Ayer, la Alianza Mapuche Williche Toki Kalfvllikan -que agrupa a distintas comunidades de la zona- hizo ocupación de las oficinas de la empresa noruega en oposición a los proyectos hidroelécticros en la zona, que además de Osorno incluye los proyectos Rukatayo y Los Lagos.  “Exigimos el retiro inmediato de todos estos proyectos hidroeléctricos en nuestro río Pilmaikén, del mismo modo, la renuncia de la RSA y dejamos en claro que no negociaremos nuestra espiritualidad, cultura y territorio”, aseguraron ayer a través de un comunicado.

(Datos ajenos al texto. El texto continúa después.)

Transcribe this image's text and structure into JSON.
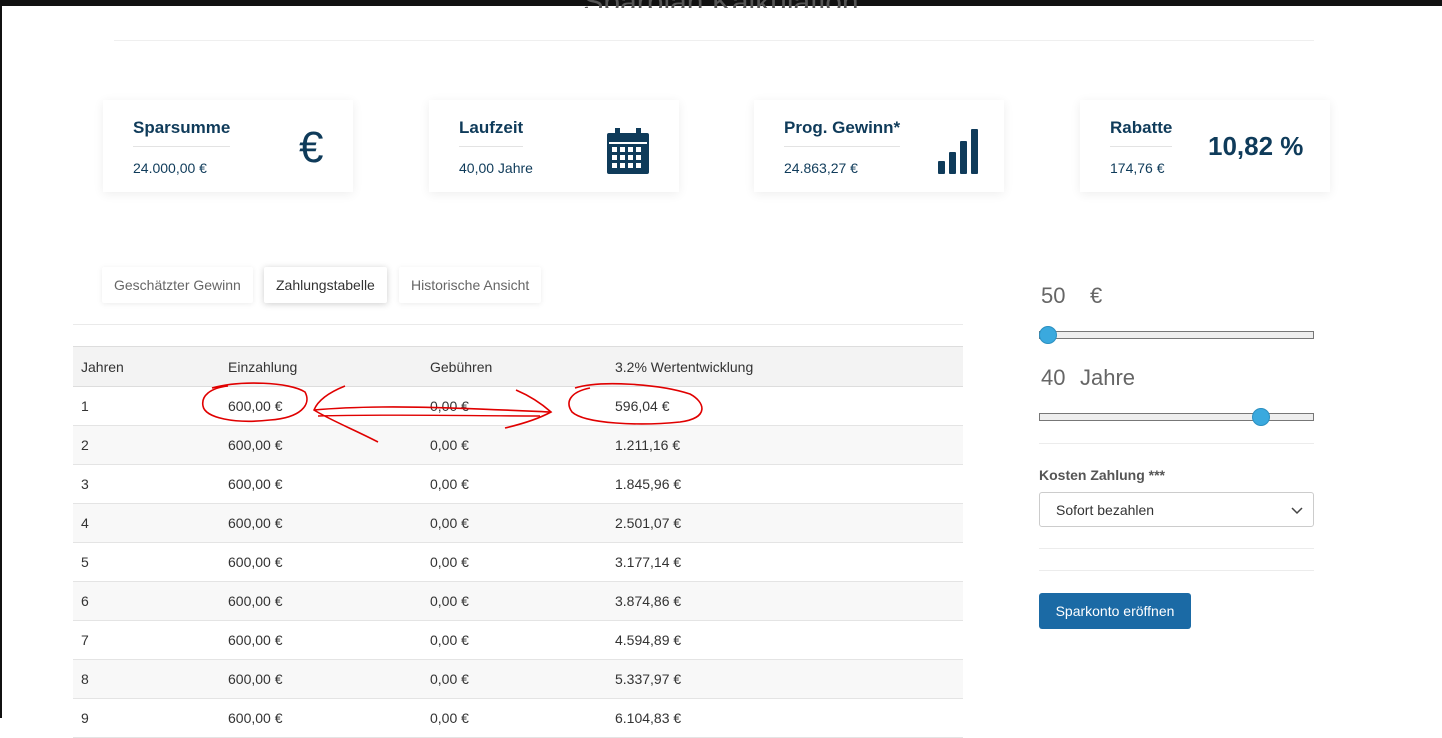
{
  "page": {
    "title": "Sparplan Kalkulation"
  },
  "cards": [
    {
      "label": "Sparsumme",
      "value": "24.000,00 €",
      "icon": "euro-icon"
    },
    {
      "label": "Laufzeit",
      "value": "40,00 Jahre",
      "icon": "calendar-icon"
    },
    {
      "label": "Prog. Gewinn*",
      "value": "24.863,27 €",
      "icon": "bar-chart-icon"
    },
    {
      "label": "Rabatte",
      "value": "174,76 €",
      "percent": "10,82 %"
    }
  ],
  "tabs": [
    {
      "label": "Geschätzter Gewinn",
      "active": false
    },
    {
      "label": "Zahlungstabelle",
      "active": true
    },
    {
      "label": "Historische Ansicht",
      "active": false
    }
  ],
  "table": {
    "headers": [
      "Jahren",
      "Einzahlung",
      "Gebühren",
      "3.2% Wertentwicklung"
    ],
    "rows": [
      [
        "1",
        "600,00 €",
        "0,00 €",
        "596,04 €"
      ],
      [
        "2",
        "600,00 €",
        "0,00 €",
        "1.211,16 €"
      ],
      [
        "3",
        "600,00 €",
        "0,00 €",
        "1.845,96 €"
      ],
      [
        "4",
        "600,00 €",
        "0,00 €",
        "2.501,07 €"
      ],
      [
        "5",
        "600,00 €",
        "0,00 €",
        "3.177,14 €"
      ],
      [
        "6",
        "600,00 €",
        "0,00 €",
        "3.874,86 €"
      ],
      [
        "7",
        "600,00 €",
        "0,00 €",
        "4.594,89 €"
      ],
      [
        "8",
        "600,00 €",
        "0,00 €",
        "5.337,97 €"
      ],
      [
        "9",
        "600,00 €",
        "0,00 €",
        "6.104,83 €"
      ]
    ]
  },
  "sidebar": {
    "amount": "50",
    "amount_unit": "€",
    "amount_slider_fraction": 0.0,
    "years": "40",
    "years_unit": "Jahre",
    "years_slider_fraction": 0.83,
    "cost_label": "Kosten Zahlung ***",
    "cost_selected": "Sofort bezahlen",
    "open_button": "Sparkonto eröffnen"
  },
  "colors": {
    "brand": "#0f3b5a",
    "button": "#1b6aa5",
    "slider_thumb": "#3aa9de",
    "annotation": "#e00000"
  }
}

María Teresa González, gerenta de Sostenibilidad y Asuntos Corporativos de Statkraft Chile, aseguró a Bío Bío que “atendiendo a las inquietudes expresadas por las comunidades, nos comprometimos formalmente a que el proyecto Osorno no se construirá como fue concebido y aprobado originalmente. Este compromiso lo explicitamos, el proyecto lo vamos a reformular para que no tenga ningún impacto sobre el complejo religioso”.

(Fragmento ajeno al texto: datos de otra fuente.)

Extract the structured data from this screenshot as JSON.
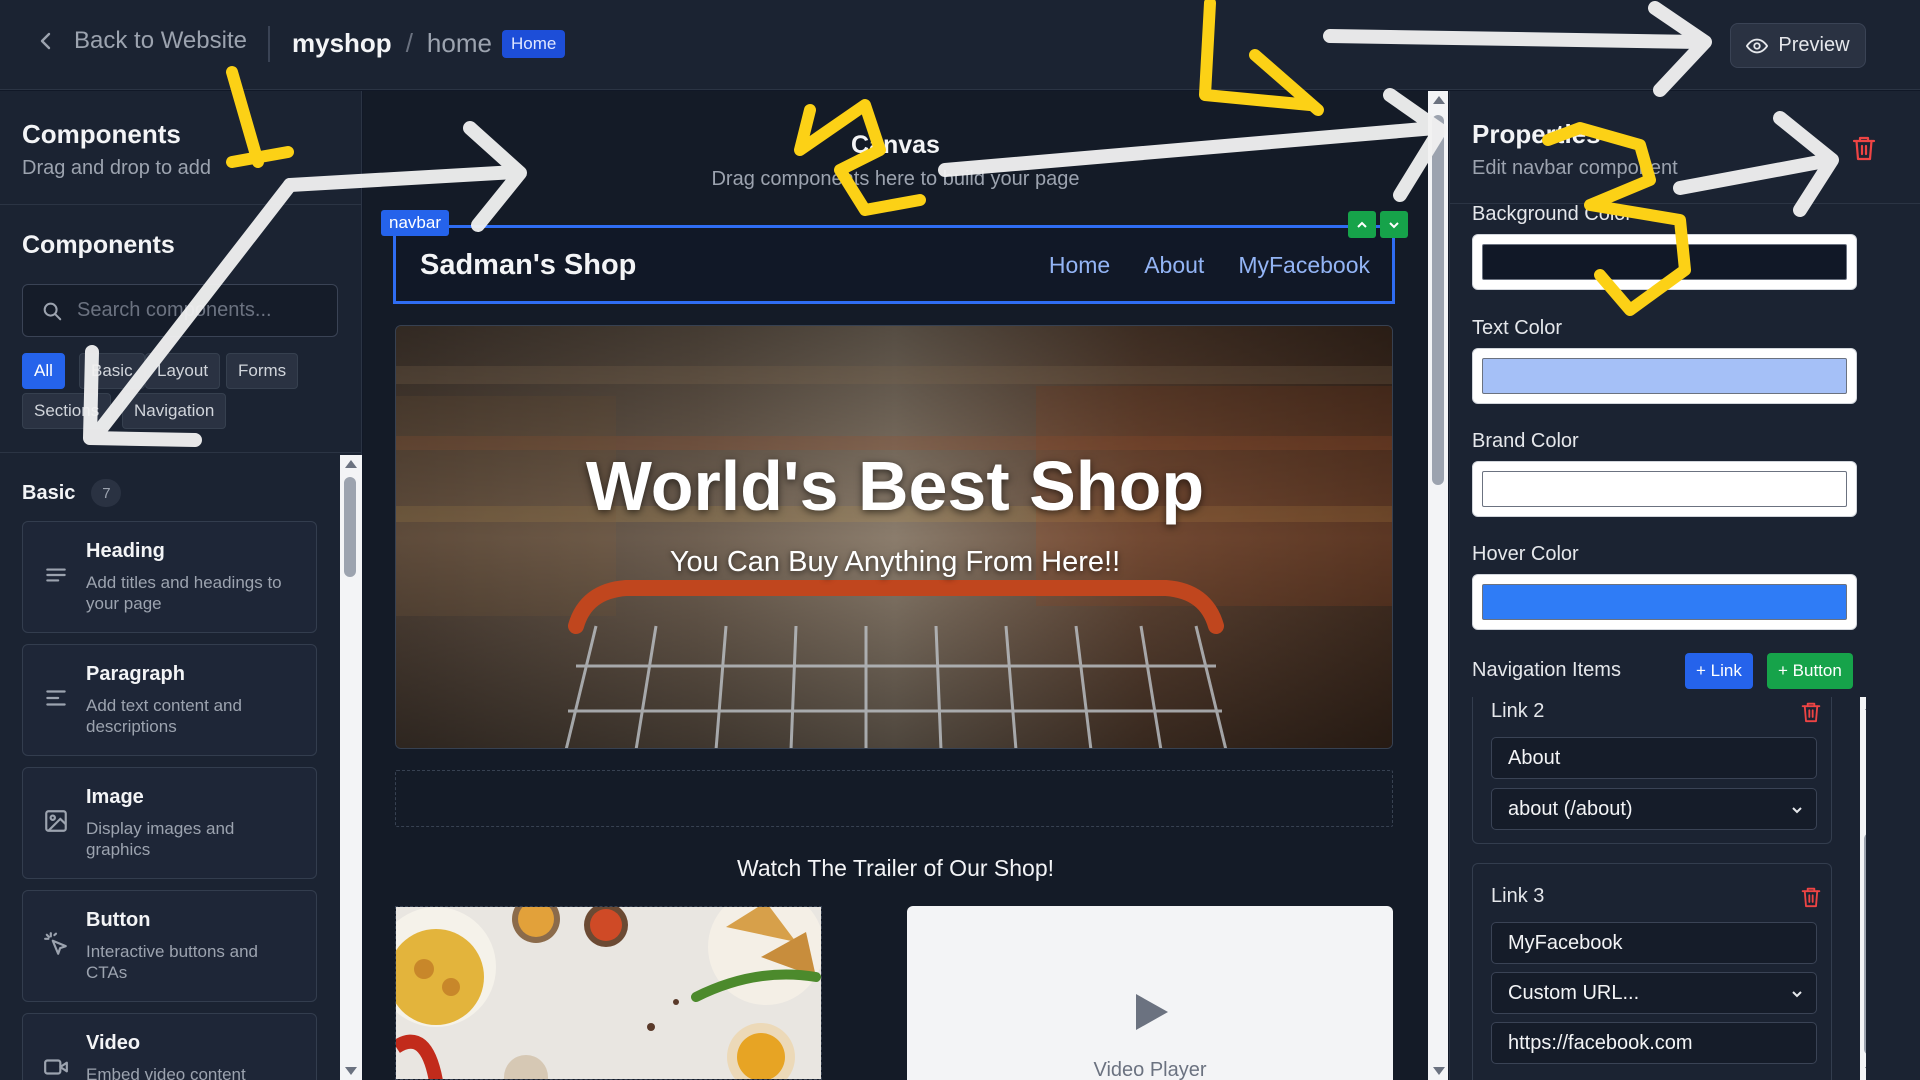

La Central Hidroeléctrica Osorno es una central de 58,2 MW de potencia ubicada 30 kilómetros al norte de Osorno, en el río Pilmaiquén, donde ya opera la central de pasada Rucatayo, de la misma empresa noruega.

La Empresa Eléctrica Pilmaiquén S.A. inició sus tratativas para la aprobación de la iniciativa en agosto de 2007. En 2015, la transacional noruega Statkraft compró el 98% de la compañía en más de 150 mil millones de pesos.

Antes de eso, Pilmaiquén era una empresa estatal que fue privatizada en dictadura y estuvo durante años ligadas a personajes ligados a la derecha y el empresariado, como Bruno Philippi Irarrázabal, presidente de AES Gener y Hernán Büchi, ex ministro de Pinochet y Jovino Novoa, ex senador de la UDI y condenado en el caso Penta.

La central pasó por los estudios de impacto ambiental asegurando que no habían comunidades indígenas en la zona.

Las comunidades, a su vez, han denunciado que no se aplicó el convenio 169 de la OIT, relativo a la consulta indígena.